Jackson Beard, director of training at Securité Gun Club in Woodinville, Wash., teaches introductory classes for kids as young as eight. The class includes the standard gun safety message for kids that the National Rifle Association has preached for decades with its “Eddie the Eagle” cartoons about what kids should do if they find a gun: stop, don’t touch, run away and tell a grown up.
But Beard says real gun safety education needs to go further and show kids — with their parents’ permission — how to fire a weapon.
“If we don’t teach our kids that, who will? And the answer is, no one,” he says. “And I would rather raise a responsible generation of gun owners than a generation of gun owners that has never been exposed to the safety message, the respect message, the message of how these guns are to be properly used.” …
Beard says the groups putting up those warnings (about being at least 18 on gun makers’ web sites) are “over-lawyered.”

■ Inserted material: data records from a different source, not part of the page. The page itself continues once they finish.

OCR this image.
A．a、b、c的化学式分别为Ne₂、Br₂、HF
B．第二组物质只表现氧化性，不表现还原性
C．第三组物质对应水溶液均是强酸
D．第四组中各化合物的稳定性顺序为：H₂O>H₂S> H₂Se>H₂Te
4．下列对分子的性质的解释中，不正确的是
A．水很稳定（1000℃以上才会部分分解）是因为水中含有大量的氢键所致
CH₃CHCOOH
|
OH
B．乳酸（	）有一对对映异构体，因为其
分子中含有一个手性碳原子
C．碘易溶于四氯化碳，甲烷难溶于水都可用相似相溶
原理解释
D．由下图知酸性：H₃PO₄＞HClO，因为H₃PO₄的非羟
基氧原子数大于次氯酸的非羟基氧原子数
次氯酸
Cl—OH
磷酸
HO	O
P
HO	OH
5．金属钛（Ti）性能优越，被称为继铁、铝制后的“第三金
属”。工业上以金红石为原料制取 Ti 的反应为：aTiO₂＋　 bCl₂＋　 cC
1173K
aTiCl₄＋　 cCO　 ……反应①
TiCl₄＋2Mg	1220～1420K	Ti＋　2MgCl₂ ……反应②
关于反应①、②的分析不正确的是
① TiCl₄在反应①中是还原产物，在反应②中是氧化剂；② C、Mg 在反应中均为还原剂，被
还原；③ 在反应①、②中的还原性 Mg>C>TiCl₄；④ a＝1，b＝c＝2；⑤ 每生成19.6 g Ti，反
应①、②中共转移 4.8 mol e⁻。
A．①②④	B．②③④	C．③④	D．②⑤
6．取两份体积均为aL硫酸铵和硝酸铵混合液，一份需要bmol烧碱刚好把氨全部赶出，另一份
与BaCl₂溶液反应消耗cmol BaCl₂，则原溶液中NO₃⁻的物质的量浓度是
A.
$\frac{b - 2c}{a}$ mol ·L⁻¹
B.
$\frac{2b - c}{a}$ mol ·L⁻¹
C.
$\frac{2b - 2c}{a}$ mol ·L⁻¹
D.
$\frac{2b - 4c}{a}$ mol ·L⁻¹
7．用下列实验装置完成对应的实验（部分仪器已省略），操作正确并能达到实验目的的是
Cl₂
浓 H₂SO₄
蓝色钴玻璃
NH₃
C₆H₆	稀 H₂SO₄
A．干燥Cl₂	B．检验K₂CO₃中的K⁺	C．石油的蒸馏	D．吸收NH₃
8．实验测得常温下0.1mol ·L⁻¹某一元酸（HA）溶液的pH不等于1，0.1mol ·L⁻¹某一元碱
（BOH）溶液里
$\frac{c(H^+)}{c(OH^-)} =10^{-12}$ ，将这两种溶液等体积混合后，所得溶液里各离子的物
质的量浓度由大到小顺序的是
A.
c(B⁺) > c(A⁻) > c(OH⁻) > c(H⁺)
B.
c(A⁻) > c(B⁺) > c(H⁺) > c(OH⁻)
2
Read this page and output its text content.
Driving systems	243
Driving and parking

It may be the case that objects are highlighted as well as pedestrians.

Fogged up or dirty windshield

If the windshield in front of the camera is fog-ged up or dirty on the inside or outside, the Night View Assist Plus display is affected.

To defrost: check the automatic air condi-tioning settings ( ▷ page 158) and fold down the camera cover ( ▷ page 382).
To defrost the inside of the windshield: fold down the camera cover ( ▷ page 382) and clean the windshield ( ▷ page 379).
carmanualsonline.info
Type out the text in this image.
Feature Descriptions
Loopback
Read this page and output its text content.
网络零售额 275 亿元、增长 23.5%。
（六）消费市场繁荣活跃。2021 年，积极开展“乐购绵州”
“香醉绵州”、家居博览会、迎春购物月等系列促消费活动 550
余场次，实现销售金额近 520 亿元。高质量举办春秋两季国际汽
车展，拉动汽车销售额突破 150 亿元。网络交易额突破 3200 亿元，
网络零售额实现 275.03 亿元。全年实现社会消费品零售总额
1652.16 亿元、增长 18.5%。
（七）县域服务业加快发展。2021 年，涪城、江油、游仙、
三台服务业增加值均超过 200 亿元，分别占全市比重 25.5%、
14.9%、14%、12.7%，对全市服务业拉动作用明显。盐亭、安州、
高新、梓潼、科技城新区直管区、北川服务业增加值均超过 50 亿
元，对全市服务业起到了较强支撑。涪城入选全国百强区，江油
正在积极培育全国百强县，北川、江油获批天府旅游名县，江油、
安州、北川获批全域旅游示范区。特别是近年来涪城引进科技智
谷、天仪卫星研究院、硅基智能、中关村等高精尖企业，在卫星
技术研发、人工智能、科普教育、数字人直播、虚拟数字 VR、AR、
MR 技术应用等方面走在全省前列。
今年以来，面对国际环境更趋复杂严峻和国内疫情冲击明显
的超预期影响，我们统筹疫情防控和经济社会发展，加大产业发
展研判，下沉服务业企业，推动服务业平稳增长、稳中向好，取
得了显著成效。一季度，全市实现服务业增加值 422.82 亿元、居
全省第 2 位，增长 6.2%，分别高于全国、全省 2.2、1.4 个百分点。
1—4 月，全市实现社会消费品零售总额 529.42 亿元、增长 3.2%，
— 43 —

“I have to take issue with the [idea] that education is somehow ‘marketing firearms to kids.’ It demonstrates a misunderstanding or even a irrational fear of firearms as tools,” he says.
— Martin Kaste in Amid Concerns About Kids and Guns, Some Say Training Is the Answer
Project Appleseed is an excellent example of a program that not only teaches firearms safety and shooting protocols, but also teaches civic responsibility. and patriotism.